Topic 2: Detection as Code: Building a Security Detection Pipeline with Sigma, Grafana, and Loki (30 min)
This talk will focus on transforming security operations by treating detections as code. It will cover core detection principles, using Sigma for writing rules, and converting these rules into LogQL queries. The presentation will also demonstrate integrating with Grafana Alerting and automating with GitHub Actions for continuous validation. An interactive Q&A session will conclude the talk.
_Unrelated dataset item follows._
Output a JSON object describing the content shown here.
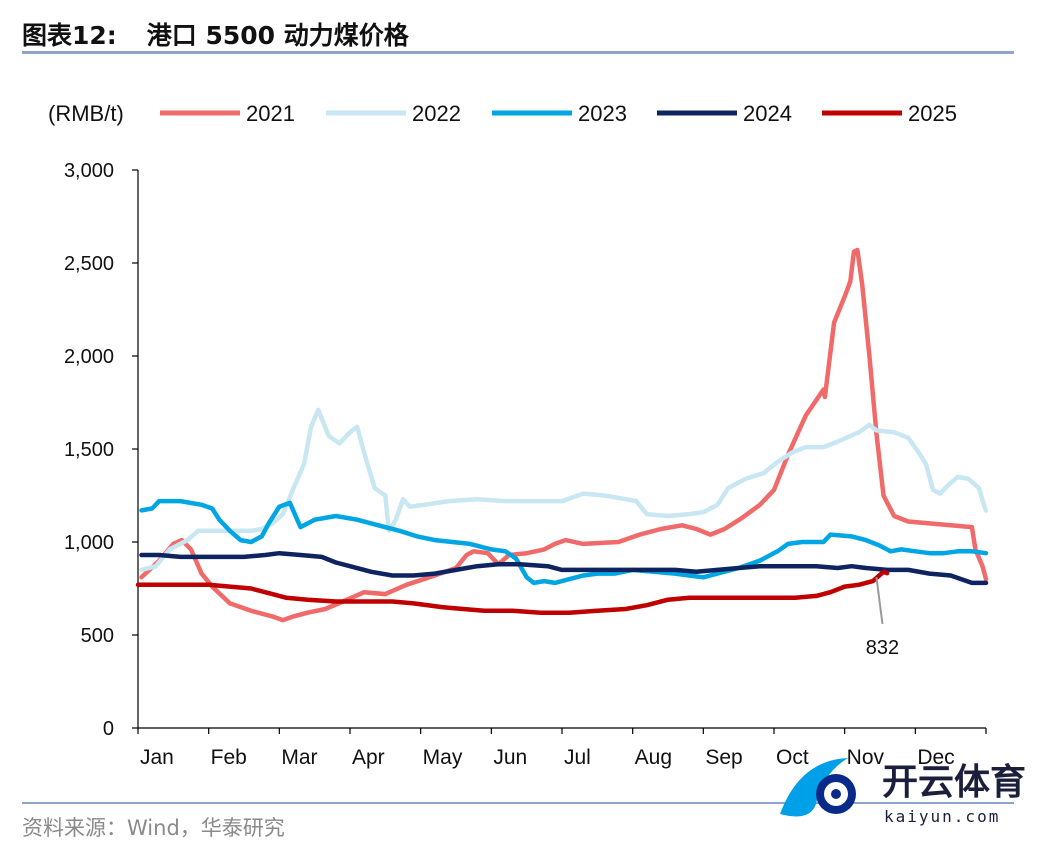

Speaker : Mostafa Moradian is a Senior Software Engineer in Security at Grafana Labs
LinkedIn / Twitter:
https://www.linkedin.com/in/mostafa-moradian/
https://x.com/MosiMoradian

Topic 3: Learning from AWS Customer Security Incidents (30 min)
We will discuss and learn from the public data on dozens of AWS customer security incidents. We’ll walk through the technical details of attacks, establish common root causes, look at lessons learned, and establish how you can proactively secure your environment against these real world risks.
Speaker : Rami McCarthy is a Principal Security Researcher at Wiz
LinkedIn / Blog : https://www.linkedin.com/in/ramimac, https://ramimac.me

How to get here
This event is sponsored by Qred and the venue can be found at Drottninggatan 98, second level · Stockholm. Choose Qred in the intercom and wait for the green light for both of the enterences.